Friday, November 16, 2012

Cill Rialaig -Last Day

Endings and beginnings.  As I pack up, I also wrap up in my mind what I take away from this place.  One of the biggest lessons I've learned is about the gift of letting the day unfold as it will,. My friend Rebecca Crowell wrote a wonderful post about learning to follow her intuition.  Of course this is always the case in painting abstraction where you have to trust that what you do will eventually resolve itself into a painting. But this journey to Cill Rialaig has helped with that lesson.  In some cases, I've been forced to stay in the moment as in driving a car with a stick shift on the wrong side of the road on steep single-track roads with no guard rails, around corners where you can't see what's coming.  I am totally in the moment then!

It's been important to give in to the beauty of the day and to the rhythm of life here.  Some days have been grey, overcast and windy  where the studio skylight is pelted with rain and small bits of hail. It was good to stay inside and focus on my work those days. But many  days have cleared at some point to glorious, blue skies and it was impossible to stay indoors.  Giving in to the rhythm of the weather has been important.  I love that changeability.  My cottage looks out onto the Ballinskelligs Bay and the islands of Scariff and Deenish.  I have taken hundreds of photos of those islands with the changing skies over them. The light and sky change by the hour. Yesterday a cloud nestled right down on Cill Rialaig and I couldn't see the islands at all.

I wrote in a post from home  just before I left that I was looking forward to experiencing that thin place between the worlds. I can feel this at some of the ancient sites.  The trip here has been expanding in many ways.  That's the blessing of travel--the way it cracks open my mind and breaks me out of my daily life and routines, forces me to try out new ways of living, and keeps me in the moment.  Simply following the unfolding of the day has been important.  It brought us to the ancient hermitage site up the road, just when the biggest rainbow I'd ever seen, shone over the bay.  Our spontaneous decision to stay for the night after we'd seen Rebecca's artist friend, gave us time the next day to visit the Irish artist Charles Tyrrell, whose work Rebecca and I saw in Dublin last year at the Royal Hibernian Academy. He lives at the far end of the Beara Peninsula in a very remote place.  Getting there was a journey itself , stunning views and terrifyingly narrow, steep roads but it was a delight to visit his home and studio and chat about painting. He was most generous with his time and his conversation.

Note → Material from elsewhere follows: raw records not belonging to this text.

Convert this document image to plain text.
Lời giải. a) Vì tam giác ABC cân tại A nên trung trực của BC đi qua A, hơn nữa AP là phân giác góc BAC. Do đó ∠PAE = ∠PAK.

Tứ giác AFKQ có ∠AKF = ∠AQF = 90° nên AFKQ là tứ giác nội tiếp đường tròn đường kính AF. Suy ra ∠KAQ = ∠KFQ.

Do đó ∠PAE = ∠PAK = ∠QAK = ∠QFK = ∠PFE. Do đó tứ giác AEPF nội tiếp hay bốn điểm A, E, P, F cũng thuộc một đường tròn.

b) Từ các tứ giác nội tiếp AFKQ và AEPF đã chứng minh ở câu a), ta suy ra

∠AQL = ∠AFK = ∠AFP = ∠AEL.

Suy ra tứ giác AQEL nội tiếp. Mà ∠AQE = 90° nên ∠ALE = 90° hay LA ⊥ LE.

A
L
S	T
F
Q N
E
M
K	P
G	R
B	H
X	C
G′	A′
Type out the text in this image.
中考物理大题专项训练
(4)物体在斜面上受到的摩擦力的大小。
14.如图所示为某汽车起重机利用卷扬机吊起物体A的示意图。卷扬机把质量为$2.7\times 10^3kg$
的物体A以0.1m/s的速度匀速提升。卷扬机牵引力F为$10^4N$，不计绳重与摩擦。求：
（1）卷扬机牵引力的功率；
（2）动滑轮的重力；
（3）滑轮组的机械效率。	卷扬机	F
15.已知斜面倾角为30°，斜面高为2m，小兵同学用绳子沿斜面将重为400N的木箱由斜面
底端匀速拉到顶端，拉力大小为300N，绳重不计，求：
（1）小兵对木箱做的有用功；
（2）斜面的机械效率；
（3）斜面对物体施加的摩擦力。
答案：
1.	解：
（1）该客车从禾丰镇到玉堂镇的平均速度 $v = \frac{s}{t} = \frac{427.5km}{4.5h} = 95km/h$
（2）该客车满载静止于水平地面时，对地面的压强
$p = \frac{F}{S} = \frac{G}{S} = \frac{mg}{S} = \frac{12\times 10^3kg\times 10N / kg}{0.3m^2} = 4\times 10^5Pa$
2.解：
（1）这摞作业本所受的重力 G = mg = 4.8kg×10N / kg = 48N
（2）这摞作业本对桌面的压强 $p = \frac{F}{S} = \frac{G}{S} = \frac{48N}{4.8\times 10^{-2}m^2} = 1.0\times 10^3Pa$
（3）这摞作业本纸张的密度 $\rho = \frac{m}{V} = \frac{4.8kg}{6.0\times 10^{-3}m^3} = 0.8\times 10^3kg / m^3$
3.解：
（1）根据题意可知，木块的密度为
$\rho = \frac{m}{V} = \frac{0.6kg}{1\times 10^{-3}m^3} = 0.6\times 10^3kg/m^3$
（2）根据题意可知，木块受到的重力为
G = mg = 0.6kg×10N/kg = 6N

 Later that day we had time to visit the incredible stone circle at Uragh.

My work has moved in directions I would not have expected but then I came here with the idea of letting it move and change with the energy of the place, working mainly in black and white.  Although this work is not about the land in a direct way, it is heavily influenced by the land.  How can it not be, with the stunning views on clear days and the wind and rain sometimes lashing at the cottage on others?

Cill Rialaig November 2012 © Janice Mason Steeves

Rebecca leaves for home on Friday and my journey continues to Scotland. I will miss this rather primitive little cottage with it's paint-splattered concrete floor, the steep ladder to the bed/loft area and  the old plastic radio with it's big dial tuned to the RTE Lyric station.  This afternoon I'll walk up to the hermitage site where I've been so many times now and sit for a while in that prayerful place.   Thank you to all who are involved with making Cill Rialaig available for artists.  Thanks to this land and to the ancestors.  Go Raibth Maith Agat.